Notes

[1]

chs. xxxviii, xxxix have also been extensively used in a prayer before the oblation in the Syrian (?) Testament of the Lord.

[2]

This incident is quoted in the Epistle of Titus.

[3]

This passage and Paul’s speech are used in the Life of St. Abercius.

[4]

Professor Turner would read “that Peter the disciple of the Lord was come”.

[5]

Here a leaf ends: there is no gap in the manuscript, but the sentence is abrupt, and Peter is very suddenly introduced into the story.

[6]

Note the third person. It may be a mere slip, but, if not, it confirms the idea that the story has been transplanted from another place.

[7]

Parts of the speech are in Greek in the Life of St.
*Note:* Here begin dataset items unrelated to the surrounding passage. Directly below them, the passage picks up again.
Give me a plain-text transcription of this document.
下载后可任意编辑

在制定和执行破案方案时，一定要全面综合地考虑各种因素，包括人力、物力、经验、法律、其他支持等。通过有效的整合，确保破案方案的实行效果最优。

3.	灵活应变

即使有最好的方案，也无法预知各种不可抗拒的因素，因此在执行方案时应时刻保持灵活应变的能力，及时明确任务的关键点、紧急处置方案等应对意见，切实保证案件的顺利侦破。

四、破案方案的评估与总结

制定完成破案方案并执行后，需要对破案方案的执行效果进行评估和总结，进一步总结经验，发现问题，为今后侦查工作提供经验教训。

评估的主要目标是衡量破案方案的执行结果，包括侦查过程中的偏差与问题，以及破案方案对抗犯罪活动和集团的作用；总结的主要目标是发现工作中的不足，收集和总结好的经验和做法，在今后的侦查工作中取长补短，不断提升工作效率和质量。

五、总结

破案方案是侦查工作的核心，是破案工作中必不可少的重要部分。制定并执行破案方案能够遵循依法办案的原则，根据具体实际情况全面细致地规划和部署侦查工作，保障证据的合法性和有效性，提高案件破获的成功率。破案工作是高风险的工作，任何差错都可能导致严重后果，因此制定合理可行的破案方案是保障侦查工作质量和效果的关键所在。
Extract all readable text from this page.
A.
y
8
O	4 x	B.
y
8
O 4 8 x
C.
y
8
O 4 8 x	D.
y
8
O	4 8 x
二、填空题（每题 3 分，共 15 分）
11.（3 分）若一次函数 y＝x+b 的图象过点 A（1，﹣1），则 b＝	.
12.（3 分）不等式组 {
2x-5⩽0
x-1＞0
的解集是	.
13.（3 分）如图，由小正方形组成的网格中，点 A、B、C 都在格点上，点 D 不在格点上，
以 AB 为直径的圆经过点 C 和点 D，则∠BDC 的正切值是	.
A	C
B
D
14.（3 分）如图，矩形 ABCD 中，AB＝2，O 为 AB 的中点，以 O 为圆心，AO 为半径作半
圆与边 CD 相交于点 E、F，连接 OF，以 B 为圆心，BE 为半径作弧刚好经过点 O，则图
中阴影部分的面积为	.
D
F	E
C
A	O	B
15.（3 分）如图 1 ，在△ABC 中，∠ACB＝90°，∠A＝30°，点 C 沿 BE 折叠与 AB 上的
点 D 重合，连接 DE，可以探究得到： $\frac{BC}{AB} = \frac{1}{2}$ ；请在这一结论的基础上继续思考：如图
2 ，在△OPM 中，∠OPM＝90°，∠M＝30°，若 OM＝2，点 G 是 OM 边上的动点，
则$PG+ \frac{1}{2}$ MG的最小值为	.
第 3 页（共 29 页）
Abercius.

[8]

sic : qu. not rising ?

[9]

From the apocryphal Ezekiel (lost).

[10]

From the Ascension of Isaiah, xi. 14.

[11]

This appears to be the sense of the first line of the fragment in the Oxyrhynchus Papyrus, no. 849 (of early fourth century), in which parts of chs. xxv and xxvi are contained. The line is intrusive where it occurs: I think it may have stood originally in this place.

[12]

Here begins the Greek fragment — a single vellum leaf — Oxyrhynchus Papyri, no. 849 (pl. VI): it is paged 167, 168. Each side has 14 lines of 19–20 letters. I follow it here.

[13]

End of the Greek fragment.

[14]

pilei, a sign that they were now freed.

[15]

Gk. Chian. The adjective was used by itself to signify mastic.

[16]

The Latin omits this last sentence, but the other versions have it.